I have kept my vows of custard abstinence. Until last weekend. In a moment of insanity I buckled. Determined to face my fear and in the grip of ludicrous over-confidence I laid out a Jamie Oliver recipe on my kitchen bench. Madness!
I heated milk and cream and the seeds from a vanilla pod in a saucepan. In my old Sunbeam Mixmaster I whisked eggs and sugar until they were pale. I slowly added the heated milk-cream mixture to the whisked eggs-sugar. I steadied my nerves with a glass of wine. Things were looking promising. There wasn’t a trace of curdling; in fact, quite the opposite. The custard seemed to have thickened not at all. No matter, I reassured myself, it will thicken as it cooks. I poured it over the buttered hot-cross bun slices (salvaged thriftily from the freezer; a substitute for the panettone suggested in the recipe). I put the dish in a water bath in the oven.
My hot-cross-bun-bread-and-butter-pudding would be a triumph, I congratulated myself. The grated mandarin zest a masterstroke! I toasted myself with another glass of wine (really, champagne was called for, I thought).
I checked it at the 30-minute mark. Clearly it needed more time. The liquid had not set. Again at 45 minutes. I checked my oven temperature dial. I checked the recipe. Decided to give it another 15 minutes. At the hour mark, I realised I had to admit defeat.
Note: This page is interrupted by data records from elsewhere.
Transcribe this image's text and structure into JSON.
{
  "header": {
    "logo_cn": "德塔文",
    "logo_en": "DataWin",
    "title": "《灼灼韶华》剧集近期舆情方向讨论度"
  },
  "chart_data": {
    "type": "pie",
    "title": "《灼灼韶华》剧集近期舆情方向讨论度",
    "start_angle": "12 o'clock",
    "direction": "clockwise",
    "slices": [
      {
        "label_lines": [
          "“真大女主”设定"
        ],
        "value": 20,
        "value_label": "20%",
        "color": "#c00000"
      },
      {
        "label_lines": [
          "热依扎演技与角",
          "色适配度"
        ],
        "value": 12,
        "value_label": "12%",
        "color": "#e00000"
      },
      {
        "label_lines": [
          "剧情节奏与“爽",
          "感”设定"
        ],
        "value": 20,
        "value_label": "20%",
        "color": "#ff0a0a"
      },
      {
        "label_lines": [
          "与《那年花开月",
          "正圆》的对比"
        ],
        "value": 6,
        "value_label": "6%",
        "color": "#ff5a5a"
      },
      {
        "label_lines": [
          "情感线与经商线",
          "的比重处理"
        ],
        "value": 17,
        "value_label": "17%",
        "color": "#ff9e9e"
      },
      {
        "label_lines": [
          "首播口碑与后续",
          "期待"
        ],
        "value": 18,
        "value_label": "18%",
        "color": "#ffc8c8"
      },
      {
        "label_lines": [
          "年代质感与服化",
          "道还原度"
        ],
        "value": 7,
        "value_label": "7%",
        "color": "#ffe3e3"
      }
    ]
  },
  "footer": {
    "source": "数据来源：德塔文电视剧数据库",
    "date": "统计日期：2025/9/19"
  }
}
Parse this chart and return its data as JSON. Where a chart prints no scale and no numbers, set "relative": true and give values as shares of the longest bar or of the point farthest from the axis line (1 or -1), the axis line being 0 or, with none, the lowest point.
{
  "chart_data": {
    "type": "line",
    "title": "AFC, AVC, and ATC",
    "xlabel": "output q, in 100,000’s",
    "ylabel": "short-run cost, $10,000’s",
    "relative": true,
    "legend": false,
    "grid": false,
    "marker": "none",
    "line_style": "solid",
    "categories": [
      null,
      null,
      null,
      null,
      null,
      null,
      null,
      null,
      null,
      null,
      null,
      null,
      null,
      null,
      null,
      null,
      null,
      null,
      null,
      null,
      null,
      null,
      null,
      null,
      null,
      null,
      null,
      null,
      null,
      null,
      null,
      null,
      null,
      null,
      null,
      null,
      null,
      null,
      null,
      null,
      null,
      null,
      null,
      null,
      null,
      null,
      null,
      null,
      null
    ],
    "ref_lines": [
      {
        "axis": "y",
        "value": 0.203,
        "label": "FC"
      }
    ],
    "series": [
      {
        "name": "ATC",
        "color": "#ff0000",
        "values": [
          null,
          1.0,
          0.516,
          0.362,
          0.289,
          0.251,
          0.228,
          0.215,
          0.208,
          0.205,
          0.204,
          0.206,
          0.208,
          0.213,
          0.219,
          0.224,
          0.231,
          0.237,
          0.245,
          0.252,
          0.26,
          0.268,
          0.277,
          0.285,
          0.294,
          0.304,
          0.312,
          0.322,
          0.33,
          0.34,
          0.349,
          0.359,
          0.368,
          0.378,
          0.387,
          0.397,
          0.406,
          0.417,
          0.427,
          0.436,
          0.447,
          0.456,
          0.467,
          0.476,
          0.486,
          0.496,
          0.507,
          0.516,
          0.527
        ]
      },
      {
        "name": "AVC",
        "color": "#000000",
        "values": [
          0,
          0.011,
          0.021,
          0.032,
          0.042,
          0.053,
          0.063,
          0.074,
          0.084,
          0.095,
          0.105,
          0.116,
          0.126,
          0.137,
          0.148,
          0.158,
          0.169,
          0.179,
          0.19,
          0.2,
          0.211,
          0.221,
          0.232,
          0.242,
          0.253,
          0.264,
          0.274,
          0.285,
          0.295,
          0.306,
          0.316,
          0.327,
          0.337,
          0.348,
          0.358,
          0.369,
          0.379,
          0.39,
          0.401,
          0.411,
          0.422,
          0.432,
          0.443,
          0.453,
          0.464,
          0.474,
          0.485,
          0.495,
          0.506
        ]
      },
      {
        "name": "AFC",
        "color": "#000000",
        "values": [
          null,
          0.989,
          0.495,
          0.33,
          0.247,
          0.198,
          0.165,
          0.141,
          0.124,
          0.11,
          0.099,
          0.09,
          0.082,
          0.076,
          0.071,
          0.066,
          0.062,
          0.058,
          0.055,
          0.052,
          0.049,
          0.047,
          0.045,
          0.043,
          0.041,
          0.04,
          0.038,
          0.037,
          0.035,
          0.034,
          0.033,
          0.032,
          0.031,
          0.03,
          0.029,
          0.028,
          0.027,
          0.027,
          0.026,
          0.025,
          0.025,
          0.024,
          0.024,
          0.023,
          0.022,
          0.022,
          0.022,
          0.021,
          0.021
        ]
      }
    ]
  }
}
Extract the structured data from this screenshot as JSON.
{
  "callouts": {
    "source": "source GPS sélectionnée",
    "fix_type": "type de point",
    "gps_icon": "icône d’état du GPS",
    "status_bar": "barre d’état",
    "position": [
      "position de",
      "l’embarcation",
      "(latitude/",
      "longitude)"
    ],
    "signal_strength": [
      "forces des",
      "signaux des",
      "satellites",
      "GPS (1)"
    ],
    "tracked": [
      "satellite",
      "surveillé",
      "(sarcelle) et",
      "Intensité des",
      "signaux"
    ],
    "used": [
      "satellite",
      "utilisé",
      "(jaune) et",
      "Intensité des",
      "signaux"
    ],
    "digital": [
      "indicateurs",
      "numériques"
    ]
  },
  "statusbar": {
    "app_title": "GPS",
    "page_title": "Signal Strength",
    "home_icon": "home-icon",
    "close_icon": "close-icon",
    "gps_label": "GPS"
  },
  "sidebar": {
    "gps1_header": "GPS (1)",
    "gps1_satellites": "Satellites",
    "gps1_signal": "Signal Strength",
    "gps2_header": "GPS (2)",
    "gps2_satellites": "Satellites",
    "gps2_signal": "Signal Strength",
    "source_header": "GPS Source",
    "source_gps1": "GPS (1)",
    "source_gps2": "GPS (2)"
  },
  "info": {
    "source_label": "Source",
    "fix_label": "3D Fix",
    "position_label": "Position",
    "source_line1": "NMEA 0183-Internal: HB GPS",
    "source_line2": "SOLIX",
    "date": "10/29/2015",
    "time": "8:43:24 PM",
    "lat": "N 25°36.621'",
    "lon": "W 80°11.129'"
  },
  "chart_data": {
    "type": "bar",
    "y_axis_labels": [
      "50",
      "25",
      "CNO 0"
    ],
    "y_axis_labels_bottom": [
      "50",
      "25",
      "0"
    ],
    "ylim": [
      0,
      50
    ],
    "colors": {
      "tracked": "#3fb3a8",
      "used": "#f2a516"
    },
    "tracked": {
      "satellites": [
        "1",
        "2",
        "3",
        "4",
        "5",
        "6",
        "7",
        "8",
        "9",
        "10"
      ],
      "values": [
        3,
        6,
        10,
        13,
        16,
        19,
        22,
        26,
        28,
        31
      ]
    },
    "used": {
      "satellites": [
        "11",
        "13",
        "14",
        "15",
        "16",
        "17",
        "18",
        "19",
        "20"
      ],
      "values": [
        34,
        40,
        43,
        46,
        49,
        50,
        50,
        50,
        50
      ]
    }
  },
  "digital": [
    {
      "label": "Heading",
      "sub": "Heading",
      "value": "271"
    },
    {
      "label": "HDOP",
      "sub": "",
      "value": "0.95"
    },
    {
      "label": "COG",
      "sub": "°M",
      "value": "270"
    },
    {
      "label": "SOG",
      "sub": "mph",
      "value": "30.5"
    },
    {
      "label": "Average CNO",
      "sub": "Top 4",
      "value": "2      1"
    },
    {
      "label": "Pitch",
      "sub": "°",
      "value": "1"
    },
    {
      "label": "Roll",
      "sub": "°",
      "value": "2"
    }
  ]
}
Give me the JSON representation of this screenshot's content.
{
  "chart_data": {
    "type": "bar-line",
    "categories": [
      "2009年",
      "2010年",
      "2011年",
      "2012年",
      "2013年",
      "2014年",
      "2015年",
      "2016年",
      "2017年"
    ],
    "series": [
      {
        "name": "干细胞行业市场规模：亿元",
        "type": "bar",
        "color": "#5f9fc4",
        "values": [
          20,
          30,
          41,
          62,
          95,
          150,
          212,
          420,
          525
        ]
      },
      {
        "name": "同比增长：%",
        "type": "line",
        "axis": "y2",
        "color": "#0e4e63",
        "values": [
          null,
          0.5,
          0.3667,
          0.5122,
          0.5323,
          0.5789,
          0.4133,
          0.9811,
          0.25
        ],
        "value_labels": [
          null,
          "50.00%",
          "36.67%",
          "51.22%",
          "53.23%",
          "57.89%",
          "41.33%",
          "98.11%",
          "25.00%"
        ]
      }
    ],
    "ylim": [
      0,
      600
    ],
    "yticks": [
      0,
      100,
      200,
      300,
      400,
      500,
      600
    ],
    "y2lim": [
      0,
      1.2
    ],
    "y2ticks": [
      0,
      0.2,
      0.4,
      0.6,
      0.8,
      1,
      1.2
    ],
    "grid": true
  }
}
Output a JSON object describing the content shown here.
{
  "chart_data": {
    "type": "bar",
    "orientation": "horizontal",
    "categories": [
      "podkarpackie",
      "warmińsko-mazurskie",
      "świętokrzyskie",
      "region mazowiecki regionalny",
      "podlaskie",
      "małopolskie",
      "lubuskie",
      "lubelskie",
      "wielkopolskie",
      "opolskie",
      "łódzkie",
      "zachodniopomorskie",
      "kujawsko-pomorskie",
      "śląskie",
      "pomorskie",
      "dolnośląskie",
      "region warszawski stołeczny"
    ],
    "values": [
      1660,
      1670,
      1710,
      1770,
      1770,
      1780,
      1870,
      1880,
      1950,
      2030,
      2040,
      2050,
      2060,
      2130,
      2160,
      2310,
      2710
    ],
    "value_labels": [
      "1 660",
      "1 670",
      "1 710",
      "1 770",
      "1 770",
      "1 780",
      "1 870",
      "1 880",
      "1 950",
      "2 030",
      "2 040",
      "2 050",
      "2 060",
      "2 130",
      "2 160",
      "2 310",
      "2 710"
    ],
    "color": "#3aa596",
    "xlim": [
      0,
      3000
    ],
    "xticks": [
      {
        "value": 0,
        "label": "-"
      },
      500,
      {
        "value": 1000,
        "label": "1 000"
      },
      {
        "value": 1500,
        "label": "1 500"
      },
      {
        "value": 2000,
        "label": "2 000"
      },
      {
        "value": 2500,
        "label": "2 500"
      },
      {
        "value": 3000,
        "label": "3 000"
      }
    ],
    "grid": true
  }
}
The pudding’s top was charring while, underneath, my “custard” merrily slopped from side to side. I had created bread-and-butter soup. I am a dessert disaster zone. A custard failure.
It’s taken a few days but I’m calm now. The medication has helped and I’m practising breathing techniques. I’ve also consulted Stephanie Alexander. Telling me that “the temperature at which an egg coagulates, ‘sets’ or cooks varies according to a number of factors” wasn’t especially helpful. But I like this advice: “I encourage all cooks to cook a custard to curdling point deliberately once in order to appreciate just how thick a custard can become before it curdles. In my experience, most cooks are nervous about making custards and do not cook them long enough.”